“With all the denigration and disparagement and diminishment, I think you are seeing some payback here, not by design but by opportunity,” said Representative Gerald E. Connolly, a Democrat from Washington’s Virginia suburbs who represents many federal employees. “It’s almost karmic justice. All of a sudden, there’s an opportunity for people who know things to speak out, speak up, testify about and against — and they’re doing so.”
Current and former officials like Marie L. Yovanovitch, Fiona Hill and George P. Kent told House investigators how the government was circumvented by a rogue foreign policy operation on Mr. Trump’s behalf. Michael McKinley, a four-time ambassador and senior adviser to Secretary of State Mike Pompeo, described resigning after four decades at the State Department over the treatment of the career foreign service.

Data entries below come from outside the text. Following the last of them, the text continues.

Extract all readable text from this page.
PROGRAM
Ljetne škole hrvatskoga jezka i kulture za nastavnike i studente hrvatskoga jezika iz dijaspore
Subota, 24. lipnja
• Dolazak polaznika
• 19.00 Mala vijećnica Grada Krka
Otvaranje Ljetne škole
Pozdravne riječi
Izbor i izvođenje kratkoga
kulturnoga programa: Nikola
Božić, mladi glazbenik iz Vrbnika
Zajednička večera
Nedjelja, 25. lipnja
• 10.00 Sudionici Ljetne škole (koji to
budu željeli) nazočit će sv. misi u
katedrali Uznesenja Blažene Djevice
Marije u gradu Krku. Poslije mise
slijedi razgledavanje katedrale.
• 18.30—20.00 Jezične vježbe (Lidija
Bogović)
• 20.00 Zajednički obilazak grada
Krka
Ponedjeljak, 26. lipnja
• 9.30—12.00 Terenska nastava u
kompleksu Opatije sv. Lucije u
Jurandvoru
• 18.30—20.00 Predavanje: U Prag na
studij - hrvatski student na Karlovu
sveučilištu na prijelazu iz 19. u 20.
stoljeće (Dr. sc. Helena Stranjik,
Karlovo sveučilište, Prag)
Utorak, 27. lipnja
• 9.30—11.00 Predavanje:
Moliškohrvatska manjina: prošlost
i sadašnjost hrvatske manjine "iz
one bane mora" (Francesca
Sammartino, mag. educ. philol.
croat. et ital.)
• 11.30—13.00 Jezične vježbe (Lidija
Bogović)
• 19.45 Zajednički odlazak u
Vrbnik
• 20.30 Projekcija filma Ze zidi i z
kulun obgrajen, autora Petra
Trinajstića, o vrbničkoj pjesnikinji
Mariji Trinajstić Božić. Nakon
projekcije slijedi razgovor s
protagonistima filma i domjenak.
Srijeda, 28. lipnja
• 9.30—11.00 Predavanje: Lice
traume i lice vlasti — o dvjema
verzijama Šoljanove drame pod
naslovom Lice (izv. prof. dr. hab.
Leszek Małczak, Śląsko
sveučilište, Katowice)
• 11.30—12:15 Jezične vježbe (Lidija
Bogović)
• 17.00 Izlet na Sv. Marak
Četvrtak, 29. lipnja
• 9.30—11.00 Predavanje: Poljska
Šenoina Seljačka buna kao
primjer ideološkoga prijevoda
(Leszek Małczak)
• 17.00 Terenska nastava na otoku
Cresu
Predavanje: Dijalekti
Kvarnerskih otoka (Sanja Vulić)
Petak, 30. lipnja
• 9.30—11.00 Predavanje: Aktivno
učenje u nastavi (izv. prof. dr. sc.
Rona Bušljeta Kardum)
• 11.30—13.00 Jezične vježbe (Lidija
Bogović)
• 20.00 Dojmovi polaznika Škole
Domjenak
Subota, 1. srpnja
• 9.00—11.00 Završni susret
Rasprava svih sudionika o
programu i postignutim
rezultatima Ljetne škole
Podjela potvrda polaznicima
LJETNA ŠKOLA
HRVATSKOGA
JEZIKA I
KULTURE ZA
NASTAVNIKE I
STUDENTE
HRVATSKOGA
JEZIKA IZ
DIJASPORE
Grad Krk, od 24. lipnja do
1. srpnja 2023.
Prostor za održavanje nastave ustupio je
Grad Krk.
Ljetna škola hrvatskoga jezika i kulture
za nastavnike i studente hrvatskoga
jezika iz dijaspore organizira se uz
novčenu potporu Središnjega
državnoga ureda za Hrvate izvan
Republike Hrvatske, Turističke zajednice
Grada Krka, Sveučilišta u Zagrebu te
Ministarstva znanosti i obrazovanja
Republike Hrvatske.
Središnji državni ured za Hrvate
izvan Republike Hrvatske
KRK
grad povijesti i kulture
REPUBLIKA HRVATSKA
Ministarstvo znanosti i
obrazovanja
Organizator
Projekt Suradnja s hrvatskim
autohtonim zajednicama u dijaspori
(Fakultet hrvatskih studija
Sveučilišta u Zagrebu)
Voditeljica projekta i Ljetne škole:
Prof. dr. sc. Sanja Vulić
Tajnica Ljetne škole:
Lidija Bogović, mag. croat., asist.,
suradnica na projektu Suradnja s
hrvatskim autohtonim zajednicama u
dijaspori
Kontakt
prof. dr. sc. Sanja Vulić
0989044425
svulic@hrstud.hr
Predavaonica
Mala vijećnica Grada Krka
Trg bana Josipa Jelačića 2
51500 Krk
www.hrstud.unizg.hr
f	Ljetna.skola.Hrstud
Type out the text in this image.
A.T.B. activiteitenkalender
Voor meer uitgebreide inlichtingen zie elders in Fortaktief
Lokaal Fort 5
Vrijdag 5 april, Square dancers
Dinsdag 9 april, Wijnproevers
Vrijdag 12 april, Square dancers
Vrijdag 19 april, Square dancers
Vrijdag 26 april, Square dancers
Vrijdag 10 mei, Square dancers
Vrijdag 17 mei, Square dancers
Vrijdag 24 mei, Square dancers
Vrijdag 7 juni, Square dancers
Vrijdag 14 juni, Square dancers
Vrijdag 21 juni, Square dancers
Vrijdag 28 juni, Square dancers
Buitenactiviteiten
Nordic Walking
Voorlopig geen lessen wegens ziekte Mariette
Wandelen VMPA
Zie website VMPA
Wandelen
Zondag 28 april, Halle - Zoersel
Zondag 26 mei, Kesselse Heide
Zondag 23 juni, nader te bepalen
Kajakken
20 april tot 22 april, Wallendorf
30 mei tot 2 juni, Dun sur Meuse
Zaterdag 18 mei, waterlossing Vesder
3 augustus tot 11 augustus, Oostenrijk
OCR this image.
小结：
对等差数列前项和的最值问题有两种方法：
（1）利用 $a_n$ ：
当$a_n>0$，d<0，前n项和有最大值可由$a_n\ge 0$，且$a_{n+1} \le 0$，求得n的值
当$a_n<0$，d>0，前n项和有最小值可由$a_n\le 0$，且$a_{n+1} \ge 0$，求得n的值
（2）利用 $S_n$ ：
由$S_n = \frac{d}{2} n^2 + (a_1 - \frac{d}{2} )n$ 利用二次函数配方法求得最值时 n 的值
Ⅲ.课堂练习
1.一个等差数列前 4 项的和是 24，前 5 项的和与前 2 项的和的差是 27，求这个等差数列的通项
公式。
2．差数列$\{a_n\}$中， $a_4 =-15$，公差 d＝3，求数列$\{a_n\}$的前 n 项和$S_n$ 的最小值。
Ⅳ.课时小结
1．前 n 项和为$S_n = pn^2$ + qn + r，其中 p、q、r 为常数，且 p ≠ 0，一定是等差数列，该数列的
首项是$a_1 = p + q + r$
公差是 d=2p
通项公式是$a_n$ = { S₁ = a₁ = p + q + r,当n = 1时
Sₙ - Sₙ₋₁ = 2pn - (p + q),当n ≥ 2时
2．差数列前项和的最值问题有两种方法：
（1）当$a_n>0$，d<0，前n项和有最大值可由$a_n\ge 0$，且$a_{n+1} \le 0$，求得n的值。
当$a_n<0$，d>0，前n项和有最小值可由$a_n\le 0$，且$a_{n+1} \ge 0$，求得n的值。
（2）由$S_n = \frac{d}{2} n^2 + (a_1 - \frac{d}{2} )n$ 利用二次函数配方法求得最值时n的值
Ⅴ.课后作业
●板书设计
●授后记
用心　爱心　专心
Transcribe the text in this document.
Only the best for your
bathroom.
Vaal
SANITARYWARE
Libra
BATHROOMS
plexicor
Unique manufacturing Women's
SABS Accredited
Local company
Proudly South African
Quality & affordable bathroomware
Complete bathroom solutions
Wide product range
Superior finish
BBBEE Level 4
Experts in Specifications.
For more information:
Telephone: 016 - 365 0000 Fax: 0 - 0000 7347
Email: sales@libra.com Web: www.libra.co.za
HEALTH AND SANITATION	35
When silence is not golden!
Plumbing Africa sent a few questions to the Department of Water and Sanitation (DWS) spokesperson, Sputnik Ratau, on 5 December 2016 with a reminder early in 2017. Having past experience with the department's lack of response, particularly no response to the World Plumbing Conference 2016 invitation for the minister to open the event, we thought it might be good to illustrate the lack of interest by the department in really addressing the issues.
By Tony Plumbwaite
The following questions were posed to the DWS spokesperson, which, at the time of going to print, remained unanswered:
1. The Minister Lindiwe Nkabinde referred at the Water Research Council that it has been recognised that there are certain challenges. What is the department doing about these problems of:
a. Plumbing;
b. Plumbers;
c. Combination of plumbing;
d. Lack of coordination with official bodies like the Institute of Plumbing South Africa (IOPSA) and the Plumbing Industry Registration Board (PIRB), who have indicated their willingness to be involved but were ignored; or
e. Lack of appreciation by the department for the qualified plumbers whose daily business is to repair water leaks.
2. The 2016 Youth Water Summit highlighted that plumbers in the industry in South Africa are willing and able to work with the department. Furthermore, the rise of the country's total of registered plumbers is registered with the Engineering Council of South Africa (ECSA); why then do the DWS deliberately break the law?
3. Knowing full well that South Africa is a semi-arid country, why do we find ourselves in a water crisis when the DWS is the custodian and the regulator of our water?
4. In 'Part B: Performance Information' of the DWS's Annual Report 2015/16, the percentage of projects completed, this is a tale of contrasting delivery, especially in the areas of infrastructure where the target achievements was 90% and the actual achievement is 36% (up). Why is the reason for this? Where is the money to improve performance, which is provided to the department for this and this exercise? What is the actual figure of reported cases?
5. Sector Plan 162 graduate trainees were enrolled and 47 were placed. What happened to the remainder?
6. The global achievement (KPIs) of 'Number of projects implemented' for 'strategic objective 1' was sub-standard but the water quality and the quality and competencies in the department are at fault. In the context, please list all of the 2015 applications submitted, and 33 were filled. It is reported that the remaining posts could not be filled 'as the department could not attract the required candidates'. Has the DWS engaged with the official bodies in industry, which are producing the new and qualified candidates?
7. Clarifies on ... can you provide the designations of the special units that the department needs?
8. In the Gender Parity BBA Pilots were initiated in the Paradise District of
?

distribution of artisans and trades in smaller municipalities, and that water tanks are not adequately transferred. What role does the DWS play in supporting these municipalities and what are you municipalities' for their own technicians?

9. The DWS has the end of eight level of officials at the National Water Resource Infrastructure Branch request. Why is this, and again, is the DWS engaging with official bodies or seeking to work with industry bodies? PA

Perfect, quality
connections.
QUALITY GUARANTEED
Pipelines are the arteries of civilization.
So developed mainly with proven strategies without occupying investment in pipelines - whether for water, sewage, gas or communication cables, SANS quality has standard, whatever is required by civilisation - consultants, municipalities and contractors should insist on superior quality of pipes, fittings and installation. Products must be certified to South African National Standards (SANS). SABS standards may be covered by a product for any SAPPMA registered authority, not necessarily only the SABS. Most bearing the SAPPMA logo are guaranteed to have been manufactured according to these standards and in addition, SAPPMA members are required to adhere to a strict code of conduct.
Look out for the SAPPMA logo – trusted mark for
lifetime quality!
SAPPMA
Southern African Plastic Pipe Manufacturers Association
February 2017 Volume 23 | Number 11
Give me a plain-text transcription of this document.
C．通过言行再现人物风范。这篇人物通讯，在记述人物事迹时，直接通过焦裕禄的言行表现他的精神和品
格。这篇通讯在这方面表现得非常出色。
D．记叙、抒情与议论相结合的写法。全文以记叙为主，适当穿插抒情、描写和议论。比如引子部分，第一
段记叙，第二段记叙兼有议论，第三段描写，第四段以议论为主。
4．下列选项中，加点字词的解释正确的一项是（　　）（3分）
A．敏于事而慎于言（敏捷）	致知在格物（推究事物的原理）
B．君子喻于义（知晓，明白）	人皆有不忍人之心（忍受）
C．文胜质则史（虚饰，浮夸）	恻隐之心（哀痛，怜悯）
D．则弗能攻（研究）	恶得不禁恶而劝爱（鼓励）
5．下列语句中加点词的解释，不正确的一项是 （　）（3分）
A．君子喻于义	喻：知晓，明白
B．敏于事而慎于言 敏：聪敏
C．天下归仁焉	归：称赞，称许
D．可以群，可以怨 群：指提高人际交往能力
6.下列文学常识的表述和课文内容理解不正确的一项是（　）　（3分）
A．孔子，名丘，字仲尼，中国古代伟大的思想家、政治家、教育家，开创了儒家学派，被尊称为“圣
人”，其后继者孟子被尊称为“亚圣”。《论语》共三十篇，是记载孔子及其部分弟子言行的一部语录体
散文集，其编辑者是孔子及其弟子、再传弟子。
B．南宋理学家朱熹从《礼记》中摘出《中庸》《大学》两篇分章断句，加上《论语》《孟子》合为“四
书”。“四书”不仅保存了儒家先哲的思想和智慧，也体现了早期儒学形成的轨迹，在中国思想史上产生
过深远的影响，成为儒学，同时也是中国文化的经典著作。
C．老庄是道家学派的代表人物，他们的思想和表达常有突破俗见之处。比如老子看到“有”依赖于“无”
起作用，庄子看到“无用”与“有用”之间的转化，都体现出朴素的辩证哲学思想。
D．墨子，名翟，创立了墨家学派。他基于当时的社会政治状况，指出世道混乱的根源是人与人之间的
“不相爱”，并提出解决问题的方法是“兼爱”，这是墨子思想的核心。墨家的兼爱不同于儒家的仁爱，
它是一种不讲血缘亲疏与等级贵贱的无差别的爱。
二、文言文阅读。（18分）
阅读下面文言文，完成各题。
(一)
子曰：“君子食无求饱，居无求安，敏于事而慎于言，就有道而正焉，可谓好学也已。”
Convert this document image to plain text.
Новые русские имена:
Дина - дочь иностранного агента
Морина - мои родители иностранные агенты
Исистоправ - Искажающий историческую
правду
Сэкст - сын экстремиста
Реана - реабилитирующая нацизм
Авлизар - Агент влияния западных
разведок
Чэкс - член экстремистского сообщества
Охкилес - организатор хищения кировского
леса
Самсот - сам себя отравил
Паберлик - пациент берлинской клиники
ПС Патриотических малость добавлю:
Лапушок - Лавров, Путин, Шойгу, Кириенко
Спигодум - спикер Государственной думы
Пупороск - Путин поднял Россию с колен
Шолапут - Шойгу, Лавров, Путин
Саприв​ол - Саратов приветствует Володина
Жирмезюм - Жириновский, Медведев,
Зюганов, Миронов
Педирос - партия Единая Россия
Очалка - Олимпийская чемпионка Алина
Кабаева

Even the original Anonymous is back, the unidentified author of a much-discussed essay in The New York Times last year claiming that officials within Mr. Trump’s administration were working “to frustrate parts of his agenda and his worst inclinations.” The writer, still unnamed, plans to publish a book next month called “A Warning.”
The witnesses heading to Capitol Hill do not consider themselves part of any nefarious deep state, but simply public servants who have loyally worked for administrations of both parties only to be denigrated, sidelined or forced out of jobs by a president who marinates in suspicion and conspiracy theories.